Google also tells you that the time it takes to drive from New York to Los Angeles is 42 hours. But in fact, the current holder of the Cannonball Run Record, Ed Bolian, has done it in 29 hours. Ed did this by modifying his car with a bigger petrol tank and buying sophisticated speed trap radar. The American Cannonball Run Record has a venerable tradition going back nearly 100 years but as far as I can see there is no record anywhere on the internet for the fastest crossing of Ireland, from the Atlantic Ocean to the Irish Sea. Without encouraging or condoning any illegality whatsoever and emphasising that dangerous driving can cost lives I'd like to maybe suggest a little Irish version of the Cannonball Run.  
...
There are many different ways to cross Ireland from the Atlantic to the Irish Sea/North Channel.

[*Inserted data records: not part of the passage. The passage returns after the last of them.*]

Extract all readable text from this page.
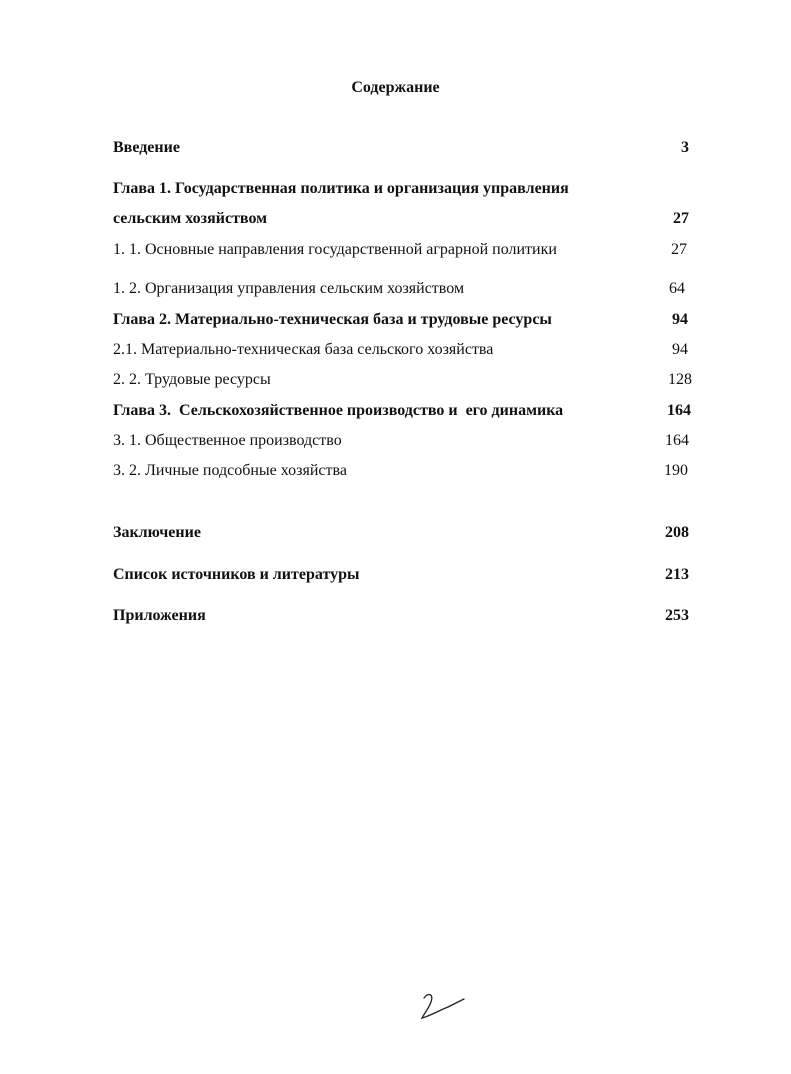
Содержание
Введение	3
Глава 1. Государственная политика и организация управления
сельским хозяйством	27
1. 1. Основные направления государственной аграрной политики	27
1. 2. Организация управления сельским хозяйством	64
Глава 2. Материально-техническая база и трудовые ресурсы	94
2.1. Материально-техническая база сельского хозяйства	94
2. 2. Трудовые ресурсы	128
Глава 3.  Сельскохозяйственное производство и  его динамика	164
3. 1. Общественное производство	164
3. 2. Личные подсобные хозяйства	190
Заключение	208
Список источников и литературы	213
Приложения	253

The shortest route, of course, is to cheat and go from somewhere like Ballycastle to Cushendun or Kilmore Quay to Rosslare but that's, uhm, cheating. For this to count you have to drive right across Ireland from sea to shining sea. As the inventor of this contest (again without encouraging any wrong-doing, violation of traffic laws or dangerous driving) I'm going to say that three routes and three routes only are acceptable: Bundoran to Belfast, Galway to Dublin or Tralee to Wexford (Limerick to Wexford doesn't count I think because Limerick is not really on the Atlantic). Probably the fastest route is Galway to Dublin. When I drove this route a few years ago I started by throwing a stone into the Atlantic at Nimmo's Pier, Galway and finished it by throwing a stone onto the beach at Sandymount, Dublin 2 hours and thirty minutes later. I didn't authenticate my drive the way the Cannonballers do so I'm not going to claim this as the record. And its a crap time anyway, slower even than the Google time. I drove the route in a 2009 BMW 320i, leaving Galway at 5.45 in the morning hoping to avoid rush hour traffic in Dublin (I didn't). Almost certainly you can do better.